La situation diffère en cas d'accident du travail ou de maladie professionnelle survenant pendant le préavis : ce dernier est alors suspendu et reporté d'une durée équivalente à celle de l'arrêt. Pour approfondir ce point, on peut consulter notre dossier sur les droits en cas d'accident du travail ainsi que celui sur les congés payés pendant un arrêt maladie, un sujet régulièrement source de confusion depuis les évolutions législatives récentes.
Peut-on annuler sa démission une fois le préavis engagé ?
Oui, sous conditions strictes. Une démission ne peut être remise en cause que si elle n'a pas résulté d'une volonté claire et non équivoque : démission donnée sous le coup d'une émotion intense, sous la pression de l'employeur, ou dans un contexte de fragilité particulière (jurisprudence constante de la Cour de cassation). Le salarié doit alors adresser une lettre de rétractation le plus rapidement possible après sa démission, en expliquant les circonstances. L'employeur reste libre d'accepter ou de refuser cette annulation ; en cas de refus, seul le conseil de prud'hommes peut trancher.
Que devient la clause de non-concurrence à la fin du préavis ?

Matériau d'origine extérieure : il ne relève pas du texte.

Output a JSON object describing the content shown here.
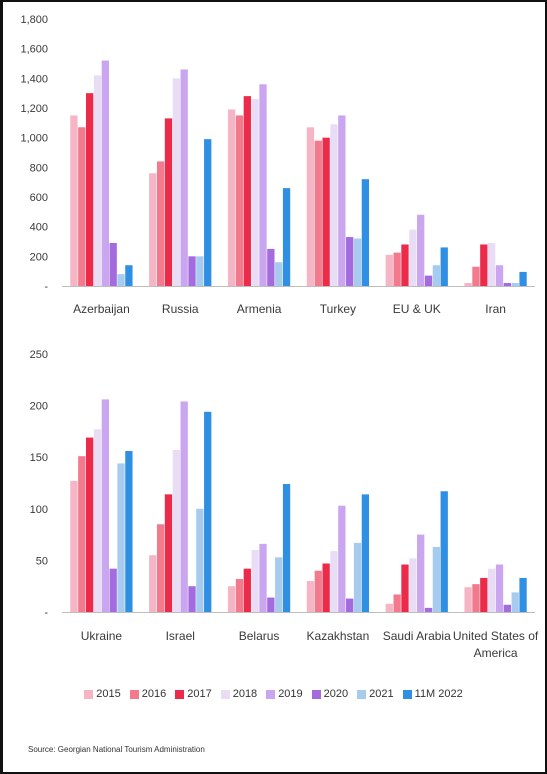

Si le contrat de travail comporte une clause de non-concurrence, l'employeur doit généralement la lever dans le délai prévu par la convention collective ou le contrat, souvent au moment du départ effectif du salarié. Passé ce délai sans levée, la clause continue de s'appliquer et ouvre droit à la contrepartie financière prévue. Pour vérifier la validité de sa propre clause et savoir comment la contester le cas échéant, notre article dédié à la clause de non-concurrence détaille la procédure à suivre.
Quels réflexes adopter pour sécuriser son départ ?
- Vérifier sa convention collective avant toute démission : elle fixe souvent une durée de préavis différente de celle du Code du travail.
- Notifier sa démission par écrit (lettre recommandée avec accusé de réception ou remise en main propre contre décharge), même si aucune forme n'est légalement imposée.
- Négocier par écrit toute dispense de préavis pour éviter les litiges sur le solde de tout compte.
- Conserver une copie de tous les échanges avec l'employeur concernant la date de départ.
FAQ : vos questions sur la démission et le préavis
Peut-on démissionner sans effectuer aucun préavis ?
Seulement dans les cas prévus par la loi (grossesse, congé pour création d'entreprise, faute grave de l'employeur) ou si l'employeur accepte expressément une dispense. En dehors de ces situations, ne pas exécuter son préavis expose à une indemnité réclamée par l'employeur.
Le préavis de démission compte-t-il les week-ends et jours fériés ?
Oui, sauf disposition contraire de la convention collective : le décompte se fait par défaut en jours calendaires, incluant samedis, dimanches et jours fériés.
L'employeur peut-il refuser une dispense de préavis demandée par le salarié ?
Oui, il n'a aucune obligation de l'accorder. Le salarié reste alors tenu d'exécuter son préavis dans son intégralité, sous peine de devoir verser une indemnité compensatrice.
Que se passe-t-il si l'employeur dispense le salarié mais ne verse pas l'indemnité correspondante ?
Le salarié peut réclamer cette indemnité compensatrice devant le conseil de prud'hommes : elle est due dès lors que la dispense est à l'initiative de l'employeur, quelles que soient les circonstances.
Peut-on revenir sur sa démission après l'avoir notifiée ?
Oui, mais uniquement si la démission n'exprimait pas une volonté claire et non équivoque (émotion intense, pression, vice du consentement). Il faut alors se rétracter rapidement par écrit ; l'employeur peut accepter ou refuser, un refus pouvant être contesté aux prud'hommes.